Sunday, October 19, 2008

Just after I finished posting this morning, I was catching up on some blog reading while Sunday lunch was cooking and saw this post on A Wrinkle in the Calico about a site that lets you create giant posters. So, after lunch and after letting the children have their time on the computer- grrrrrr- I just had to have a play with the black and white cogs design (last photo on this morning's post). I am not going to print out all of it, but looking at it on screen has given me some ideas - maybe enlarge the design, split into columns then shift them out of line. Of course, I could print out all the parts and try rearranging them like a jigsaw. Or maybe print sections onto inkjet fabric and join by continuing the shapes over the spaces inbetween with machining. As usual, it will probably turn out as something completely different. Need to spend time with the sketchbook - watch this space.

Designing With Cogs




Following on from thinking about clocks, I pulled out this photo from my module 1 sketchbook. I took this on holiday in Venice a few years ago, in one of the churches. It is actually part of an old mechanism for the church bells - I am sure there is a proper name for this but I don't know it - rather than a clock but it has the lines and cogs I was thinking of. I had a little play with paper cutouts which I scanned in and manipulated in Paint Shop Pro. Here are the bits of paper on a black background.




Then I cut out some more and added some texture with gesso, gold spray paint, crackle medium and black paint on top - the picture doesn't show the gold cracks very well.

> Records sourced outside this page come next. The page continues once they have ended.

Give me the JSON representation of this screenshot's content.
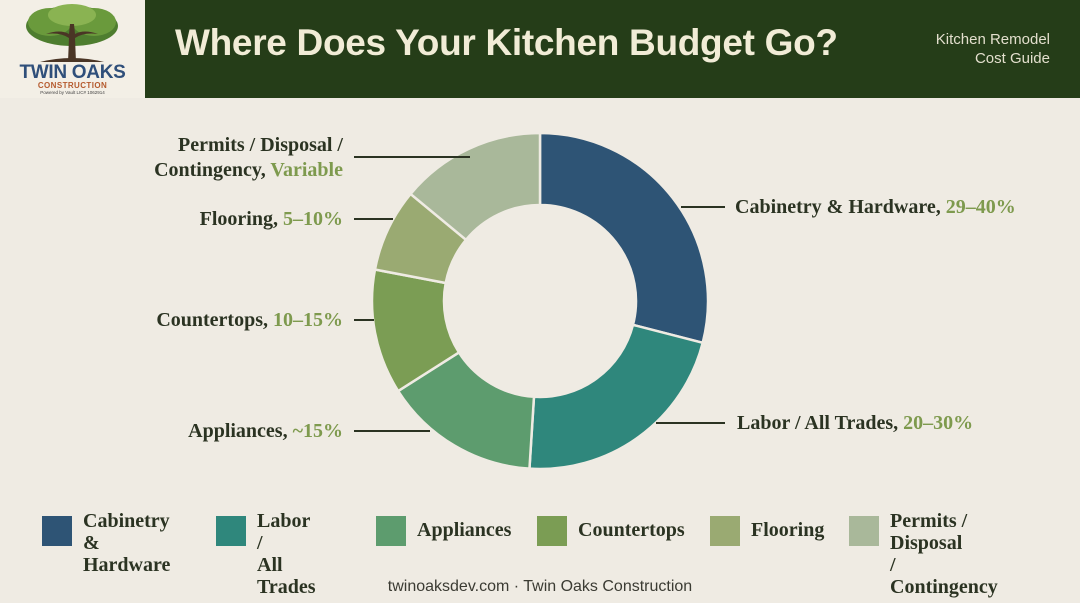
{
  "header": {
    "logo": {
      "name": "TWIN OAKS",
      "sub": "CONSTRUCTION",
      "tagline": "Powered by Vault LIC# 1062914"
    },
    "title": "Where Does Your Kitchen Budget Go?",
    "guide_line1": "Kitchen Remodel",
    "guide_line2": "Cost Guide"
  },
  "colors": {
    "header_bg": "#253d18",
    "page_bg": "#efebe3",
    "percent_text": "#7e9a4e",
    "leader_line": "#2b3322"
  },
  "chart_data": {
    "type": "pie",
    "variant": "donut",
    "categories": [
      "Cabinetry & Hardware",
      "Labor / All Trades",
      "Appliances",
      "Countertops",
      "Flooring",
      "Permits / Disposal / Contingency"
    ],
    "values": [
      29,
      22,
      15,
      12,
      8,
      14
    ],
    "colors": [
      "#2e5475",
      "#2f877c",
      "#5d9c6e",
      "#7b9d54",
      "#9aaa72",
      "#a9b89a"
    ],
    "callouts": [
      {
        "label": "Cabinetry & Hardware, ",
        "pct": "29–40%"
      },
      {
        "label": "Labor / All Trades, ",
        "pct": "20–30%"
      },
      {
        "label": "Appliances, ",
        "pct": "~15%"
      },
      {
        "label": "Countertops, ",
        "pct": "10–15%"
      },
      {
        "label": "Flooring, ",
        "pct": "5–10%"
      },
      {
        "line1": "Permits / Disposal /",
        "label": "Contingency, ",
        "pct": "Variable"
      }
    ],
    "legend": [
      {
        "line1": "Cabinetry &",
        "line2": "Hardware"
      },
      {
        "line1": "Labor /",
        "line2": "All Trades"
      },
      {
        "line1": "Appliances"
      },
      {
        "line1": "Countertops"
      },
      {
        "line1": "Flooring"
      },
      {
        "line1": "Permits / Disposal",
        "line2": "/ Contingency"
      }
    ],
    "legend_placement": "bottom"
  },
  "footer": {
    "text": "twinoaksdev.com · Twin Oaks Construction"
  }
}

I combined this scan with a background that originated in my earlier work with pylon patterns - rubbings from folded paper scanned in and given a new colour scheme. I filled a layer with a metallic gold colour and masked it with the cog shapes so they take that colour and are slightly transparent. The second picture is the result of playing with preset displacement maps. I like the way the shapes extend out of the background in this one.




Finally (for the moment), a black and white study to look at layering the shapes. This is just the scan copied and pasted on top of itself, offset and cropped, with the layers given different amount of transparency. To make the shapes clearer and give more depth, I added drop shadows.


Sunday, October 05, 2008

Adding Sound to Animation and Some Tricky Stitches

Over the last few weeks, I have changed my ISP, set up a wireless network and bought a new computer (now the children have the old one and we can stop arguing over who gets to go on the internet and for how long). It is far worse than moving house - hours going through address lists wondering who these odd names belong to and if I want to give them my new email and more hours checking all my online ids. Finally I have moved over all my favourite bits of software, found out if they still work, and sorted out the licences so they work on the new machine. Now it is all done, I have been playing with Vista and especially the Movie Maker and DVD Maker - at last a big enough memory to cope with everything at once. So, I have added some sound effects to the animation (yes, I know I said it was finished but can't stop fiddling). Here is a clip from it to get the idea - you need to imagine it projected onto the background I made.Have a look at the Coursework pages of my website to see my earlier notes and pictures. The sound is intentionally quite low so you may need to turn up the volume. It is part of my plan that if you were in the room, you might not be sure if you heard it first time.


video

In complete contrast, I have been continuing with the stitch sample for the Tudor historical study - having a hard time with the plaited braid stitch so I have just kept doing it. There is some very dodgy tension as you can see in this photo but I refuse to be defeated.

The sample shows basket stitch, braid stitch, plaited braid stitch, ladder stitch, detached buttonhole, knotted detached buttonhole.